Remix.run Logo
chucklenorris 7 hours ago

1 is definitely false right now. I gave specs, tests, full datasets, reference code to translate to an llm and still produce garbage code/fall flat on it's face. I just spent one week translating a codebase from go to cpp and i had to throw the whole thing out because it put in some horrible bugs that it could not fix even burning 500$ worth of tokens and me babysitting it. As i said it had everything at it's disposal: tests, reference impl, lots of data to work with. I finally got my lazy ass to inplement it and lo and behold i did it in 2 days with no bugs (that i know of) and the code quality is miles better than that undigested vomit. The codebase was a protocol library for decoding network traffic that used a lot of bit twiddling, flow control, huffman table compression, mildly complicated stuff. So no - if you want working non-trivial code that you can rely on then definitely don't use a llm to do it. Use it for autocomplete, small bits of code but never let the damn thing do the thinking for you.

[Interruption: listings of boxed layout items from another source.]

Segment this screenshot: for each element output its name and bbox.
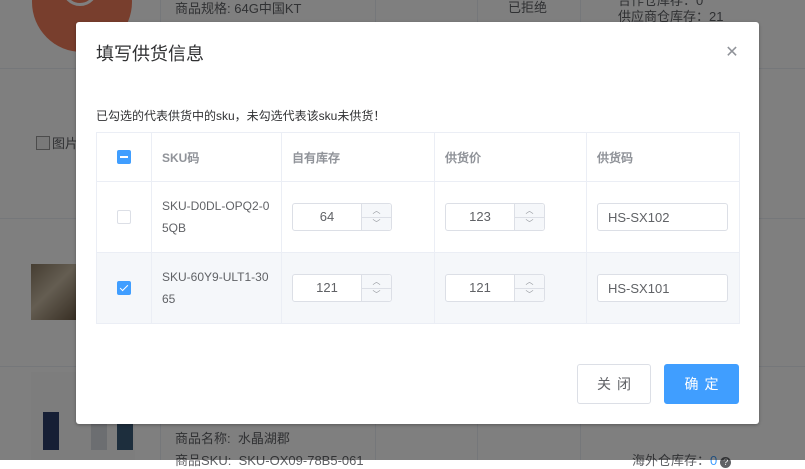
confirm-button[interactable]: 确定	[664, 364, 739, 404]
header-stock: 自有库存	[282, 133, 435, 181]
stock-input[interactable]: 64 ︿ ﹀	[292, 203, 392, 231]
close-button[interactable]: 关闭	[577, 364, 651, 404]
sku-cell: SKU-60Y9-ULT1-3065	[152, 253, 282, 323]
supply-code-cell	[587, 182, 740, 252]
increase-icon[interactable]: ︿	[362, 275, 391, 289]
select-cell	[97, 182, 152, 252]
select-cell	[97, 253, 152, 323]
price-cell: 123 ︿ ﹀	[435, 182, 587, 252]
row-checkbox[interactable]	[117, 281, 131, 295]
decrease-icon[interactable]: ﹀	[362, 218, 391, 231]
increase-icon[interactable]: ︿	[515, 204, 544, 218]
supply-code-input[interactable]	[597, 203, 728, 231]
header-price: 供货价	[435, 133, 587, 181]
header-supply-code: 供货码	[587, 133, 740, 181]
table-row: SKU-D0DL-OPQ2-05QB 64 ︿ ﹀ 123 ︿ ﹀	[97, 182, 740, 253]
stepper: ︿ ﹀	[361, 275, 391, 301]
sku-table: SKU码 自有库存 供货价 供货码 SKU-D0DL-OPQ2-05QB 64 …	[96, 132, 740, 324]
price-value[interactable]: 123	[446, 204, 514, 230]
close-icon[interactable]: ✕	[725, 45, 739, 61]
stock-cell: 64 ︿ ﹀	[282, 182, 435, 252]
decrease-icon[interactable]: ﹀	[515, 289, 544, 302]
supply-code-cell	[587, 253, 740, 323]
sku-cell: SKU-D0DL-OPQ2-05QB	[152, 182, 282, 252]
stock-value[interactable]: 121	[293, 275, 361, 301]
price-input[interactable]: 121 ︿ ﹀	[445, 274, 545, 302]
price-input[interactable]: 123 ︿ ﹀	[445, 203, 545, 231]
stock-input[interactable]: 121 ︿ ﹀	[292, 274, 392, 302]
stepper: ︿ ﹀	[361, 204, 391, 230]
stepper: ︿ ﹀	[514, 204, 544, 230]
decrease-icon[interactable]: ﹀	[515, 218, 544, 231]
sku-code: SKU-60Y9-ULT1-3065	[162, 270, 269, 306]
table-header-row: SKU码 自有库存 供货价 供货码	[97, 133, 740, 182]
stock-value[interactable]: 64	[293, 204, 361, 230]
supply-code-input[interactable]	[597, 274, 728, 302]
decrease-icon[interactable]: ﹀	[362, 289, 391, 302]
dialog-hint: 已勾选的代表供货中的sku，未勾选代表该sku未供货！	[96, 109, 386, 123]
row-checkbox[interactable]	[117, 210, 131, 224]
price-value[interactable]: 121	[446, 275, 514, 301]
stepper: ︿ ﹀	[514, 275, 544, 301]
table-row: SKU-60Y9-ULT1-3065 121 ︿ ﹀ 121 ︿ ﹀	[97, 253, 740, 324]
increase-icon[interactable]: ︿	[362, 204, 391, 218]
sku-code: SKU-D0DL-OPQ2-05QB	[162, 199, 270, 235]
supply-info-dialog: 填写供货信息 ✕ 已勾选的代表供货中的sku，未勾选代表该sku未供货！ SKU…	[76, 22, 759, 424]
stock-cell: 121 ︿ ﹀	[282, 253, 435, 323]
increase-icon[interactable]: ︿	[515, 275, 544, 289]
price-cell: 121 ︿ ﹀	[435, 253, 587, 323]
header-select-cell	[97, 133, 152, 181]
dialog-title: 填写供货信息	[96, 44, 204, 64]
header-sku: SKU码	[152, 133, 282, 181]
select-all-checkbox[interactable]	[117, 150, 131, 164]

pron 6 hours ago | parent [-]

Oh, I agree. Anthropic themselves proved that even with a full spec and thousands of human-crafted tests, unsupervised agents couldn't produce even something as relatively simple as a workable C compiler, even when the model was trained on the spec, tests, the theory, a reference implementation, and even when given a reference implementation as an oracle.

But my point was that I don't think the development of Claude Code itself isn't supervised, hence it's not really "vibe coded".